Today I’m going to walk through a setup on how to archive all web (HTTP/S) traffic passing over your Linux desktop. The basic approach is going to be to install a proxy which records traffic. It will record the traffic to WARC files. You can’t proxy non-HTTP traffic (for example, chat or email) because we’re using an HTTP proxy approach.
The end result is pretty slow for reasons I’m not totally sure of yet. It’s possible warcproxy isn’t streaming results.

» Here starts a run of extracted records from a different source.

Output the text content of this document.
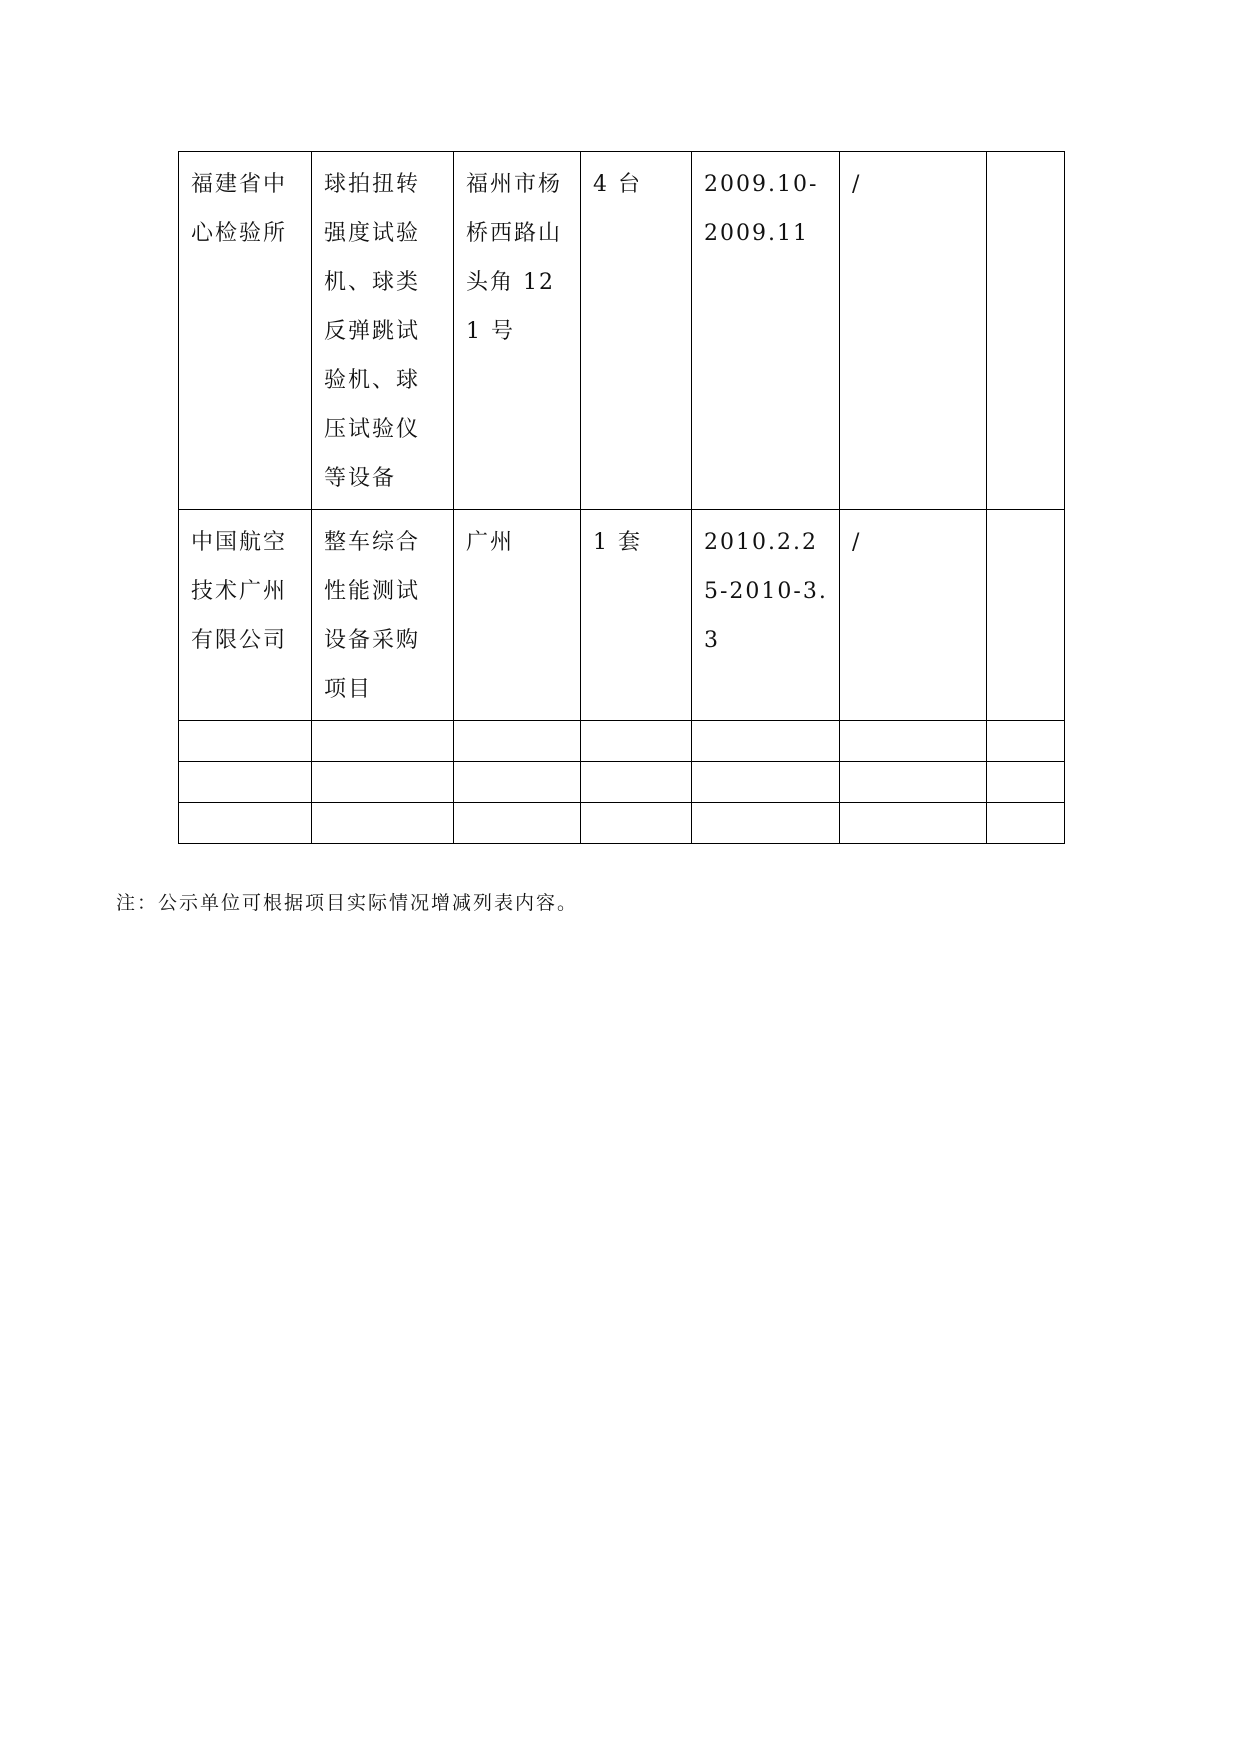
福建省中心检验所	球拍扭转强度试验机、球类反弹跳试验机、球压试验仪等设备	福州市杨桥西路山头角 121 号	4 台	2009.10-2009.11	/	
中国航空技术广州有限公司	整车综合性能测试设备采购项目	广州	1 套	2010.2.25-2010-3.3	/	

注：公示单位可根据项目实际情况增减列表内容。
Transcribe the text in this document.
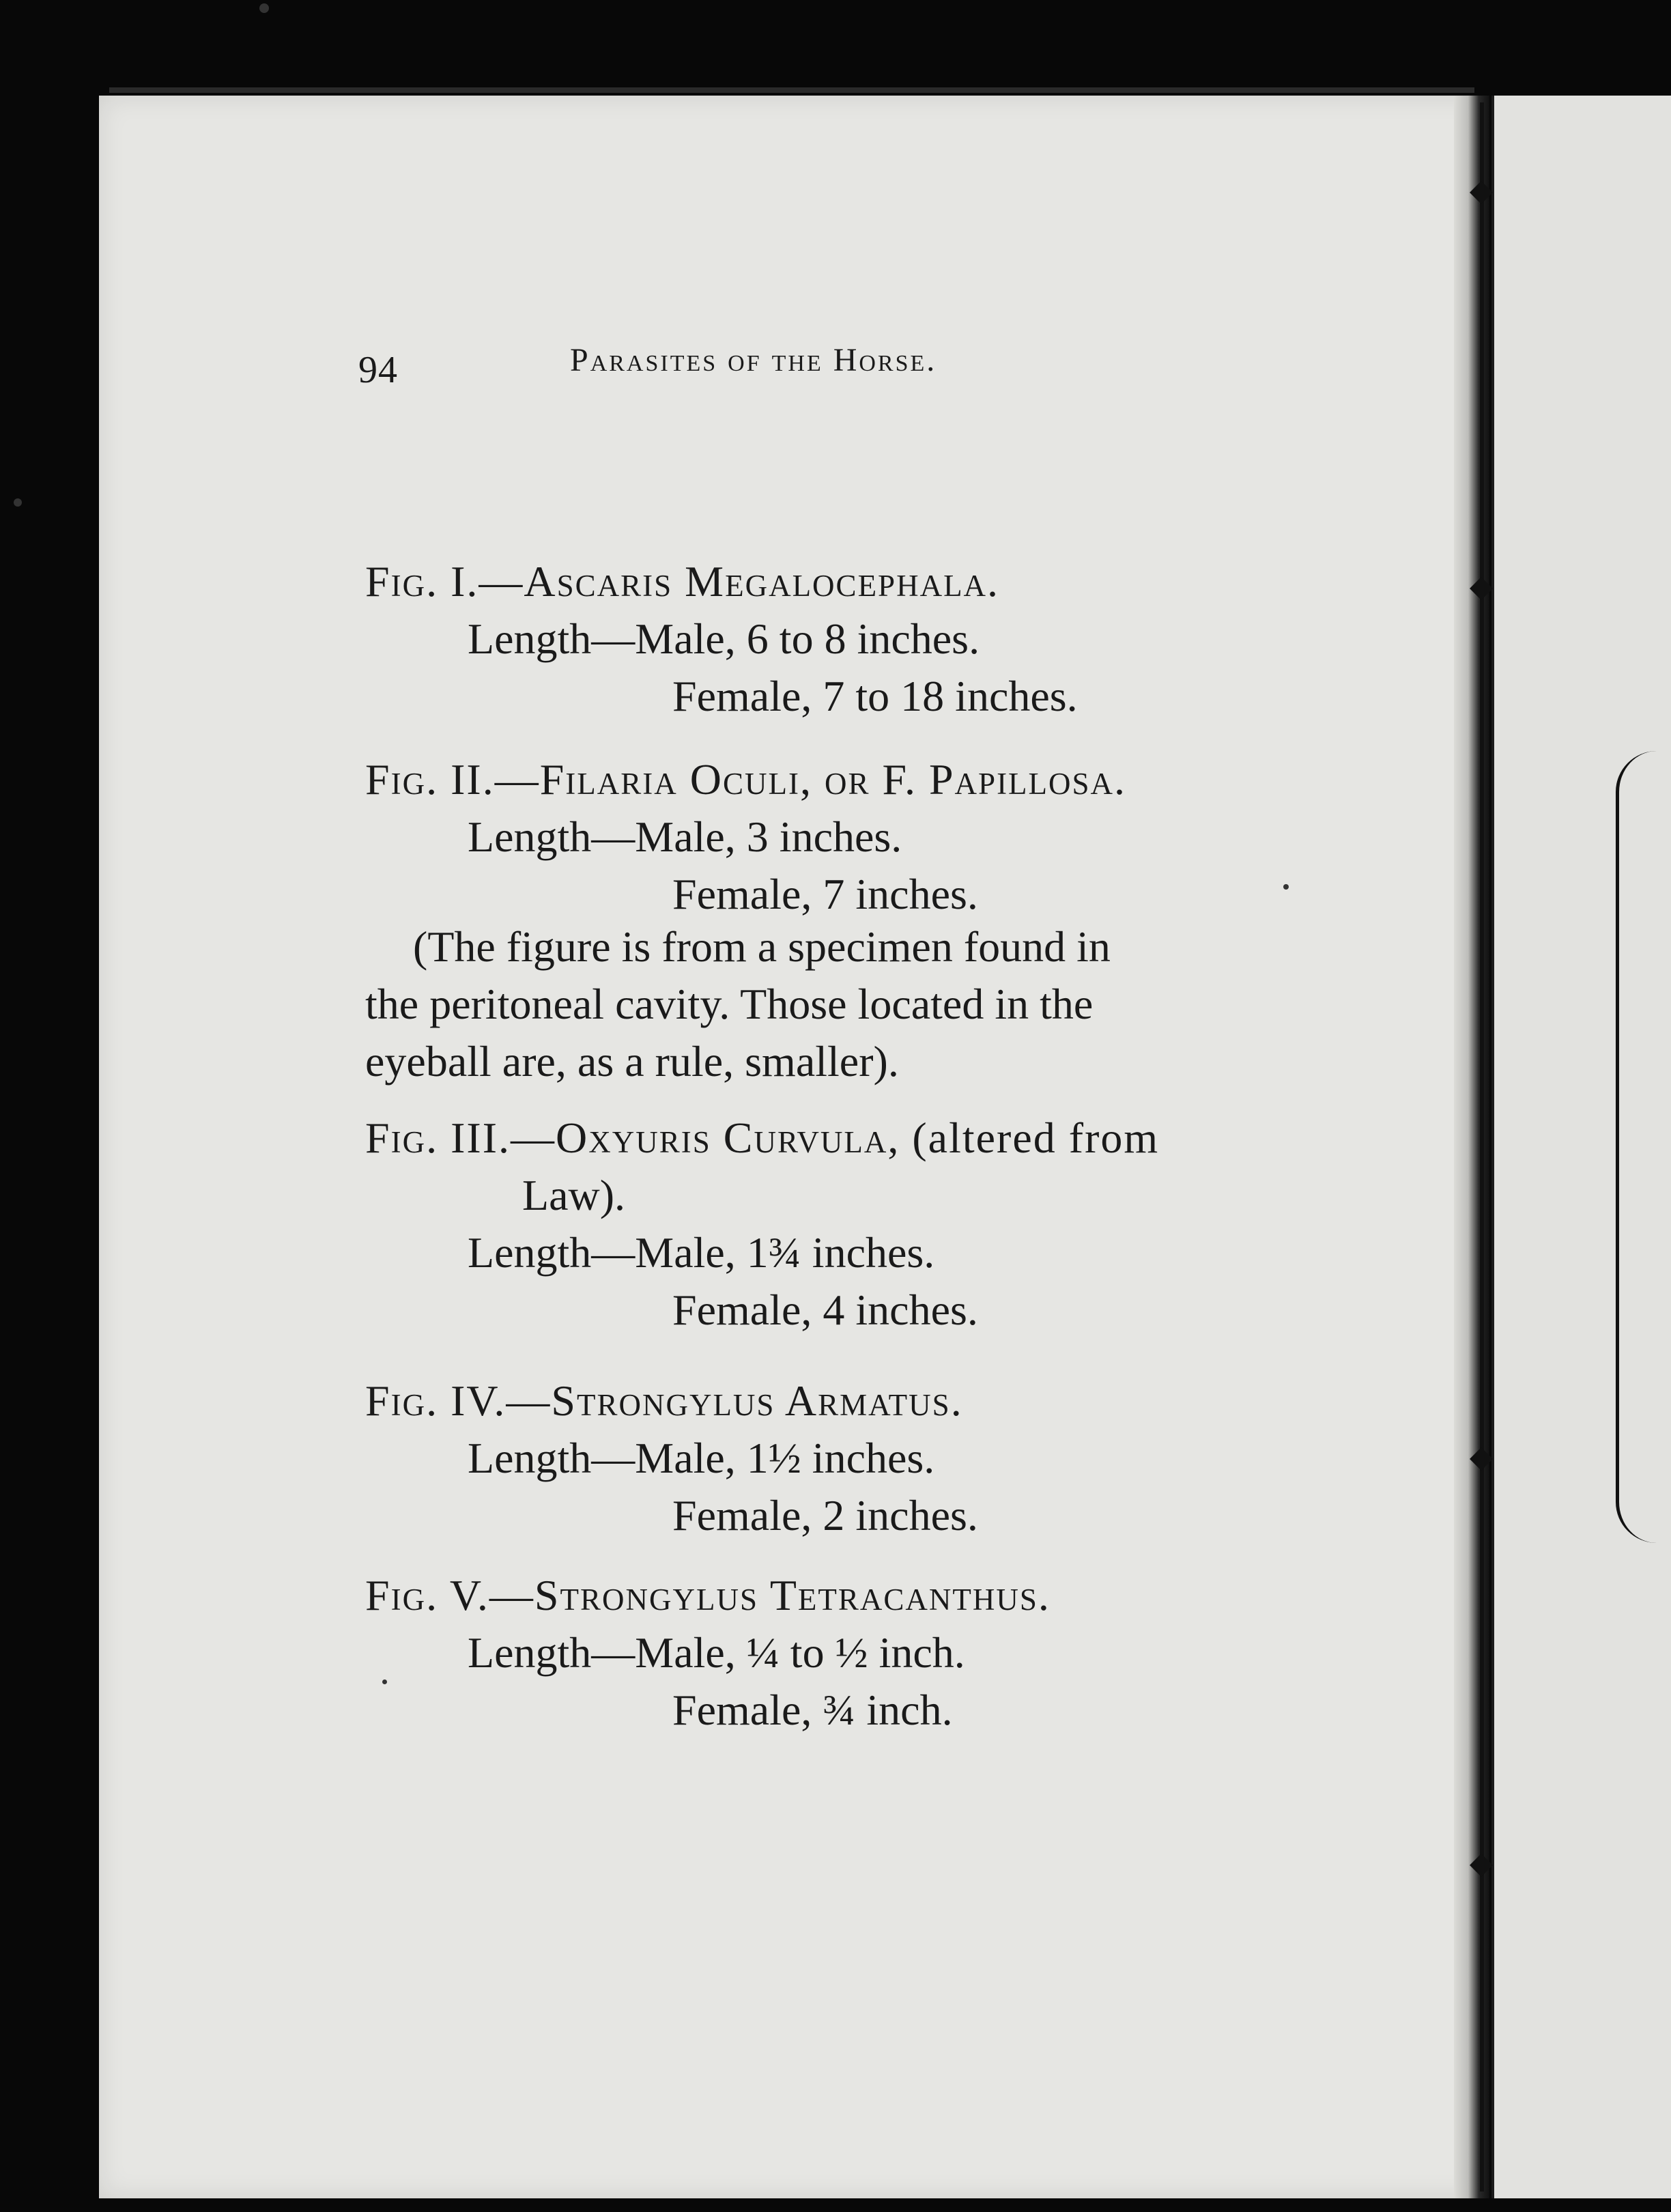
94	Parasites of the Horse.
Fig. I.—Ascaris Megalocephala.
Length—Male, 6 to 8 inches.
Female, 7 to 18 inches.
Fig. II.—Filaria Oculi, or F. Papillosa.
Length—Male, 3 inches.
Female, 7 inches.
(The figure is from a specimen found in
the peritoneal cavity. Those located in the
eyeball are, as a rule, smaller).
Fig. III.—Oxyuris Curvula, (altered from
Law).
Length—Male, 1¾ inches.
Female, 4 inches.
Fig. IV.—Strongylus Armatus.
Length—Male, 1½ inches.
Female, 2 inches.
Fig. V.—Strongylus Tetracanthus.
Length—Male, ¼ to ½ inch.
Female, ¾ inch.
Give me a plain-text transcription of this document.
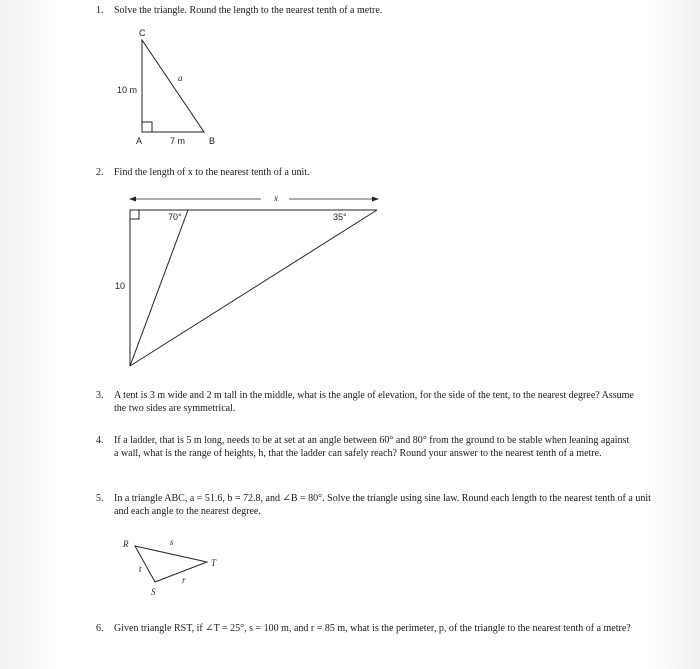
1. Solve the triangle. Round the length to the nearest tenth of a metre.
C
10 m
a
A	7 m	B
2. Find the length of x to the nearest tenth of a unit.
x
70°	35°
10
3. A tent is 3 m wide and 2 m tall in the middle, what is the angle of elevation, for the side of the tent, to the nearest degree? Assume the two sides are symmetrical.
4. If a ladder, that is 5 m long, needs to be at set at an angle between 60° and 80° from the ground to be stable when leaning against a wall, what is the range of heights, h, that the ladder can safely reach? Round your answer to the nearest tenth of a metre.
5. In a triangle ABC, a = 51.6, b = 72.8, and ∠B = 80°. Solve the triangle using sine law. Round each length to the nearest tenth of a unit and each angle to the nearest degree.
R	s
T
t
r
S
6. Given triangle RST, if ∠T = 25°, s = 100 m, and r = 85 m, what is the perimeter, p, of the triangle to the nearest tenth of a metre?
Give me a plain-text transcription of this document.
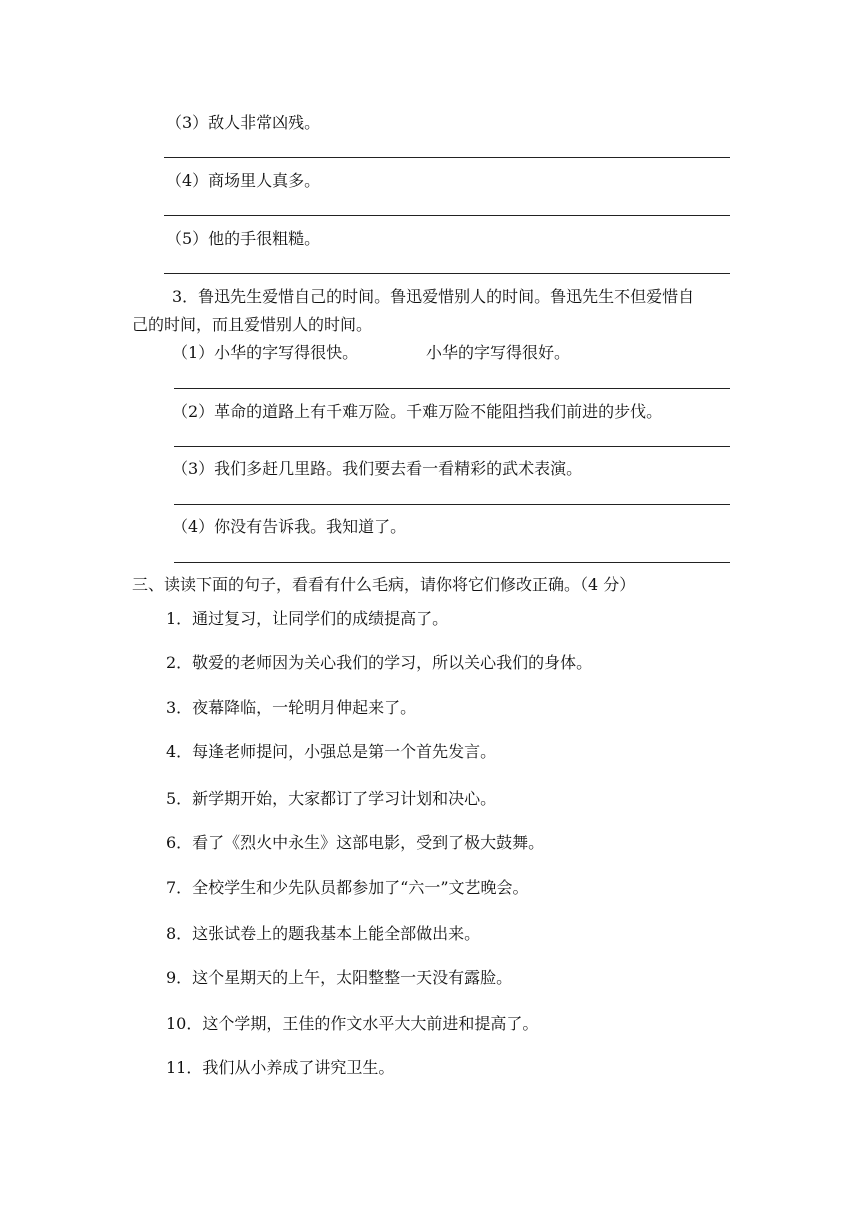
（3）敌人非常凶残。
（4）商场里人真多。
（5）他的手很粗糙。
3．鲁迅先生爱惜自己的时间。鲁迅爱惜别人的时间。鲁迅先生不但爱惜自
己的时间，而且爱惜别人的时间。
（1）小华的字写得很快。	小华的字写得很好。
（2）革命的道路上有千难万险。千难万险不能阻挡我们前进的步伐。
（3）我们多赶几里路。我们要去看一看精彩的武术表演。
（4）你没有告诉我。我知道了。
三、读读下面的句子，看看有什么毛病，请你将它们修改正确。（4 分）
1．通过复习，让同学们的成绩提高了。
2．敬爱的老师因为关心我们的学习，所以关心我们的身体。
3．夜幕降临，一轮明月伸起来了。
4．每逢老师提问，小强总是第一个首先发言。
5．新学期开始，大家都订了学习计划和决心。
6．看了《烈火中永生》这部电影，受到了极大鼓舞。
7．全校学生和少先队员都参加了“六一”文艺晚会。
8．这张试卷上的题我基本上能全部做出来。
9．这个星期天的上午，太阳整整一天没有露脸。
10．这个学期，王佳的作文水平大大前进和提高了。
11．我们从小养成了讲究卫生。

- Install the server - # pip install warcproxy
- Make a warcprox user to run the proxy as. - # useradd -M --shell=/bin/false warcprox
- Make a root certificate. You’re going to intercept HTTPS traffic by pretending to be the website, so if anyone gets ahold of this, they can fake being every website to you. Don’t give it out. - # mkdir /etc/warcprox # cd /etc/warcprox # sudo openssl genrsa -out ca.key 409 # sudo openssl req -new -x509 -key ca.key -out ca.crt # cat ca.crt ca.key >ca.pem # chown root:warcprox ca.pem ca.key # chmod 640 ca.pem ca.key
- Set up a directory where you’re going to store the WARC files. You’re saving all web traffic, so this will get pretty big. - # mkdir /var/warcprox # chown -R warcprox:warcprox /var/warcprox
- Set up a boot script for warcproxy. Here’s mine. I’m using supervisorctl rather than systemd. - #/etc/supervisor.d/warcprox.ini [program:warcprox] command=/usr/bin/warcprox -p 18000 -c /etc/warcprox/ca.pem --certs-dir ./generated-certs -g sha1 directory=/var/warcprox user=warcprox autostart=true autorestart=unexpected
- Set up any browers, etc to use localhost:18000 as your proxy. You could also do some kind of global firewall config. Chromium in particular was pretty irritating on Arch Linux. It doesn’t respect $http_proxy, so you have to pass it separate options. This is also a good point to make sure anything you don’t want recorded BYPASSES the proxy (for example, maybe large things like youtube, etc).